Lox is a complete, dynamically, typed programming language. It can be used as you would any other scripting language like JavaScript, and supports Object Oriented programming. To execute the traditional "Hello World" statement (or any other print statement) write the following code:
print "Hello World";
Lox has 4 fundamental data types:
The fundamental True or False operators
true; // Not false.
false; // Not true
Lox only supports double precision floating point integers. This is to be able to represent a wide variety of integers, as well as some decimals while maintaining the simplicity of the language.
1234; // An integer.
12.34; // A decimal number.
Lox supports strings in the same way as most other languages: A sequence of chars enclosed by the " " quotation marks.
"I am a string";
""; // The empty string.
"123"; // This is a string, not a number.

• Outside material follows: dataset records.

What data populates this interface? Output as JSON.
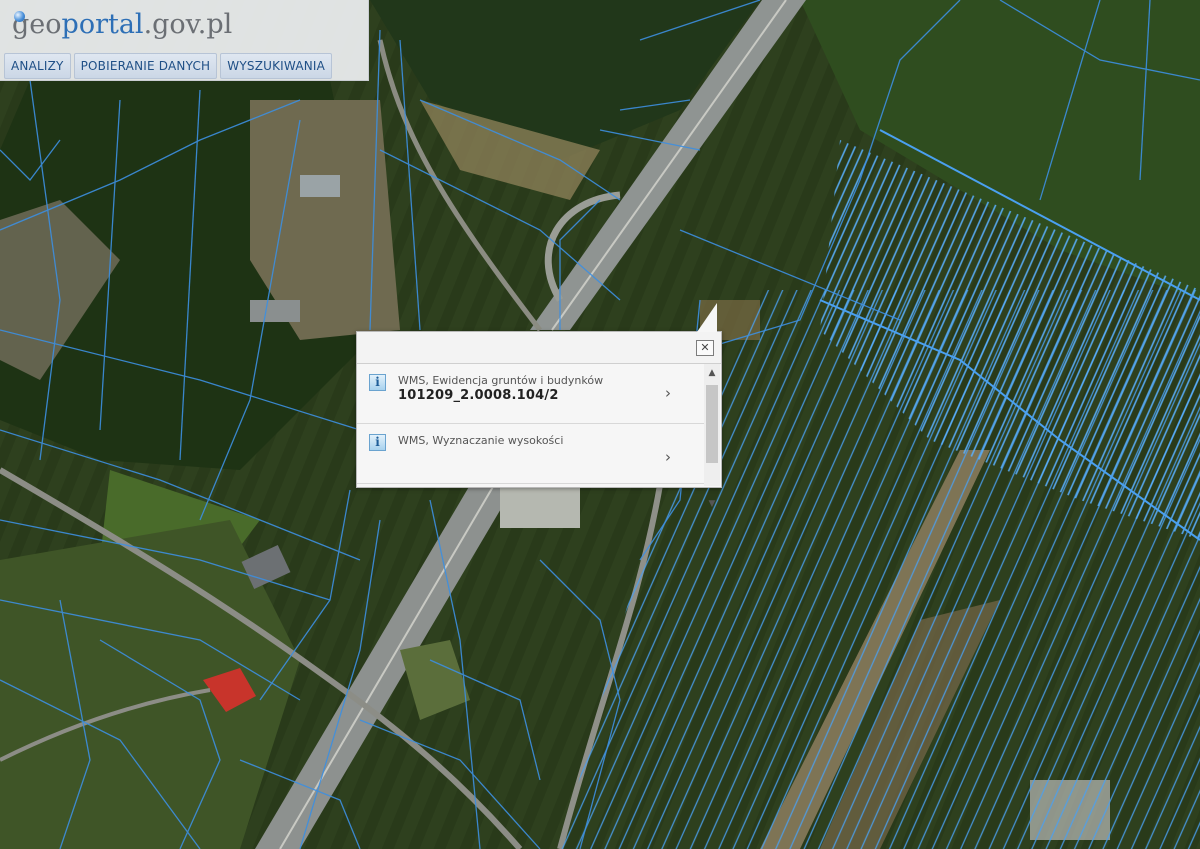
{
  "header": {
    "logo_part1": "geo",
    "logo_part2": "portal",
    "logo_part3": ".gov.pl",
    "nav": [
      {
        "label": "ANALIZY"
      },
      {
        "label": "POBIERANIE DANYCH"
      },
      {
        "label": "WYSZUKIWANIA"
      }
    ]
  },
  "popup": {
    "close_label": "✕",
    "results": [
      {
        "title": "WMS, Ewidencja gruntów i budynków",
        "value": "101209_2.0008.104/2",
        "icon": "info-icon"
      },
      {
        "title": "WMS, Wyznaczanie wysokości",
        "value": "",
        "icon": "info-icon"
      }
    ],
    "chevron": "›",
    "scroll_up": "▲",
    "scroll_down": "▼"
  },
  "colors": {
    "parcel_line": "#3d8fe0",
    "accent": "#2d6fb6"
  }
}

Data type representing "no value". The Lox equivalent of Java and C's Null
c = nil; // This variable has no value
Lox supports 4 types of expressions
Lox supports binary and unary arithmetic expressions using the classical math operators
add + me;
subtract - me;
multiply * me;
divide / me;
-negateMe
All of these operators work on NUMBERS ONLY, and will throw an error if anything else is passed to them. The exception to this is the plus (+) operator, which can also be used to concatenate strings
Lox supports comparison operations using the classic comparison operators
less < than;
lessThan <= orEqual;
greater > than;
greaterThan >= orEqual;
These operations are for NUMBERS ONLY, and will throw an error if anything else is passed to them.

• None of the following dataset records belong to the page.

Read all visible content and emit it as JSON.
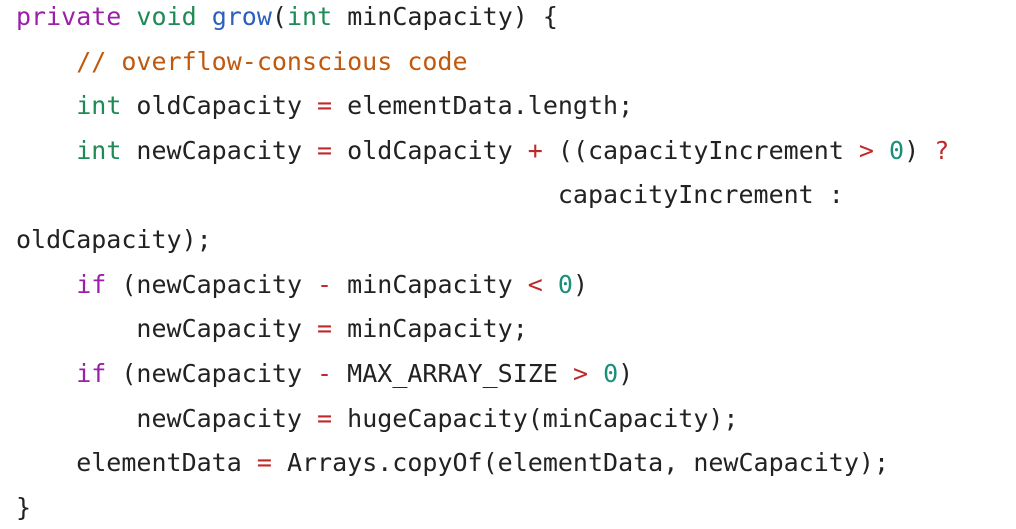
{
  "lines": [
    {
      "tokens": [
        {
          "text": "private",
          "type": "kw-purple"
        },
        {
          "text": " ",
          "type": "plain"
        },
        {
          "text": "void",
          "type": "kw-green"
        },
        {
          "text": " ",
          "type": "plain"
        },
        {
          "text": "grow",
          "type": "kw-blue"
        },
        {
          "text": "(",
          "type": "plain"
        },
        {
          "text": "int",
          "type": "kw-green"
        },
        {
          "text": " minCapacity) {",
          "type": "plain"
        }
      ]
    },
    {
      "tokens": [
        {
          "text": "    // overflow-conscious code",
          "type": "comment"
        }
      ]
    },
    {
      "tokens": [
        {
          "text": "    ",
          "type": "plain"
        },
        {
          "text": "int",
          "type": "kw-green"
        },
        {
          "text": " oldCapacity ",
          "type": "plain"
        },
        {
          "text": "=",
          "type": "op"
        },
        {
          "text": " elementData.length;",
          "type": "plain"
        }
      ]
    },
    {
      "tokens": [
        {
          "text": "    ",
          "type": "plain"
        },
        {
          "text": "int",
          "type": "kw-green"
        },
        {
          "text": " newCapacity ",
          "type": "plain"
        },
        {
          "text": "=",
          "type": "op"
        },
        {
          "text": " oldCapacity ",
          "type": "plain"
        },
        {
          "text": "+",
          "type": "op"
        },
        {
          "text": " ((capacityIncrement ",
          "type": "plain"
        },
        {
          "text": ">",
          "type": "op"
        },
        {
          "text": " ",
          "type": "plain"
        },
        {
          "text": "0",
          "type": "num"
        },
        {
          "text": ") ",
          "type": "plain"
        },
        {
          "text": "?",
          "type": "op"
        }
      ]
    },
    {
      "tokens": [
        {
          "text": "                                    capacityIncrement :",
          "type": "plain"
        }
      ]
    },
    {
      "tokens": [
        {
          "text": "oldCapacity);",
          "type": "plain"
        }
      ]
    },
    {
      "tokens": [
        {
          "text": "    ",
          "type": "plain"
        },
        {
          "text": "if",
          "type": "kw-purple"
        },
        {
          "text": " (newCapacity ",
          "type": "plain"
        },
        {
          "text": "-",
          "type": "op"
        },
        {
          "text": " minCapacity ",
          "type": "plain"
        },
        {
          "text": "<",
          "type": "op"
        },
        {
          "text": " ",
          "type": "plain"
        },
        {
          "text": "0",
          "type": "num"
        },
        {
          "text": ")",
          "type": "plain"
        }
      ]
    },
    {
      "tokens": [
        {
          "text": "        newCapacity ",
          "type": "plain"
        },
        {
          "text": "=",
          "type": "op"
        },
        {
          "text": " minCapacity;",
          "type": "plain"
        }
      ]
    },
    {
      "tokens": [
        {
          "text": "    ",
          "type": "plain"
        },
        {
          "text": "if",
          "type": "kw-purple"
        },
        {
          "text": " (newCapacity ",
          "type": "plain"
        },
        {
          "text": "-",
          "type": "op"
        },
        {
          "text": " MAX_ARRAY_SIZE ",
          "type": "plain"
        },
        {
          "text": ">",
          "type": "op"
        },
        {
          "text": " ",
          "type": "plain"
        },
        {
          "text": "0",
          "type": "num"
        },
        {
          "text": ")",
          "type": "plain"
        }
      ]
    },
    {
      "tokens": [
        {
          "text": "        newCapacity ",
          "type": "plain"
        },
        {
          "text": "=",
          "type": "op"
        },
        {
          "text": " hugeCapacity(minCapacity);",
          "type": "plain"
        }
      ]
    },
    {
      "tokens": [
        {
          "text": "    elementData ",
          "type": "plain"
        },
        {
          "text": "=",
          "type": "op"
        },
        {
          "text": " Arrays.copyOf(elementData, newCapacity);",
          "type": "plain"
        }
      ]
    },
    {
      "tokens": [
        {
          "text": "}",
          "type": "plain"
        }
      ]
    }
  ]
}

Lox does not support implicit conversions. As such, any two values can be checked for equality, but if they are of different types, the result will always be "false"
1 == 2; // false.
"cat" != "dog"; // true.
314 == "pi"; // false.
123 == "123"; // false.
Lox supports 3 logical operators
- NOT The NOT operator is a prefix which flips the boolean value of whatever it is prefixing
!true; // false.
!false; // true.
- AND The AND operator determines if two boolean values are both true
true and false; // false.
true and true; // true.
- OR The OR operator determines if at least one of two boolean values are true
false or false; // false.
true or false; // true.
Both AND and OR operations short circuit;
Lox implements the usual C precedence and associativity order for operations (BEDMAS). Brackets can be used to group expressions.
var average = (min + max) / 2;
Lox DOES NOT support:
- Modulo(%)
- Bitwise shifts
- Conditional operators(&, |, ^, etc.)
Lox is denotes statements and blocks in the same way as Java:
Statement: Denoted by (;) at the end
print "Hello, world!";
Block: Denoted by a group of statements between curly braces {}
{
print "First statement";
print "Second statement";
}
In Lox, variable are declared using the var statement. Variables without initializers have their value set to nil by default.

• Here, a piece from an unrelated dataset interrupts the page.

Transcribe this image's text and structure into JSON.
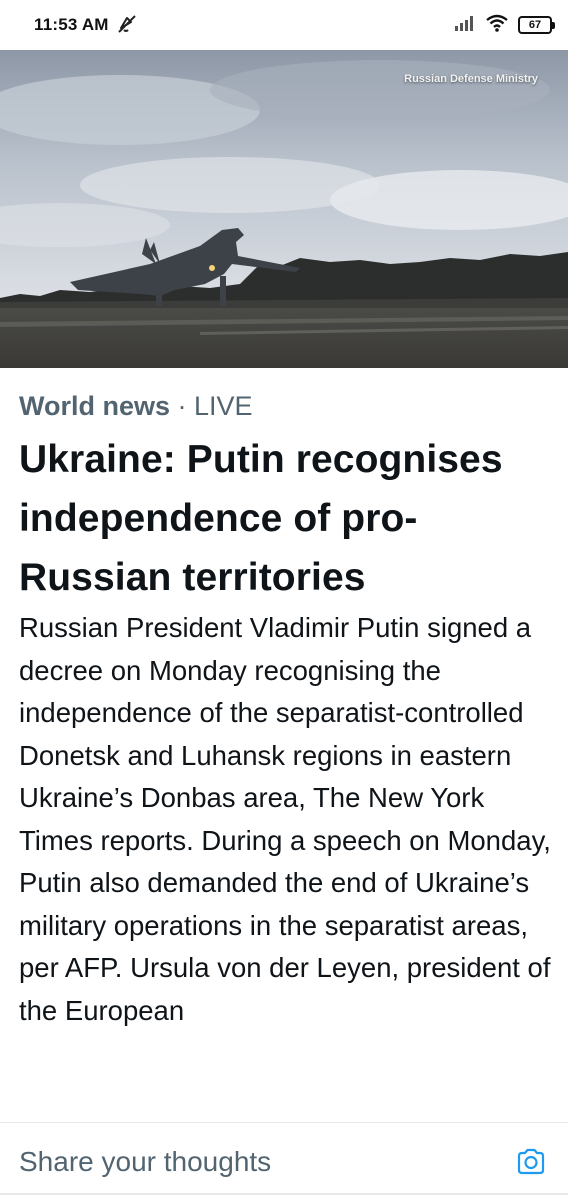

var thisIsaVariable = "Hello";
var thisOneisNil; // nil value
Afterwards, variables can be accessed and assigned by name as you would in any other language
var foo = "bar";
print foo; // "Bar"
foo = "Baz";
print foo; // "Baz"
Lox implements control flow through three statements
If statements executes one of two blocks based on some boolean condition
if (condition){
print "Condition is true";
} else {
print "Condition is false";
A while loop continues to execute the same block of code as long as the condition evaluates to true
var a = 1;
while(a < 10){
print a;
a = a + 1;
}
A for loop does the same thing as the while loop, but in a cleaner, easier to read way
for (var a = 1; a < 10; a = a + 1) {
print a;
}
Lox DOES NOT implement the following:
- for-in loop
- for-each loop
Lox functions are called in the same way you would call functions in C. They can be called with or without passing arguments
myFunction();
myOtherFunction(arg1, arg2);
Lox functions are defined with the fun keyword
fun sumFunction(a, b){
print (a + b);
}
Lox functions are First Class Functions, meaning they can be referenced, stored in values and passed around, just like you would in languages like Python.
fun addPair(a, b) {
return a + b;
}
fun identity(a) {
return a;
}
print identity(addPair)(1, 2); // Prints "3".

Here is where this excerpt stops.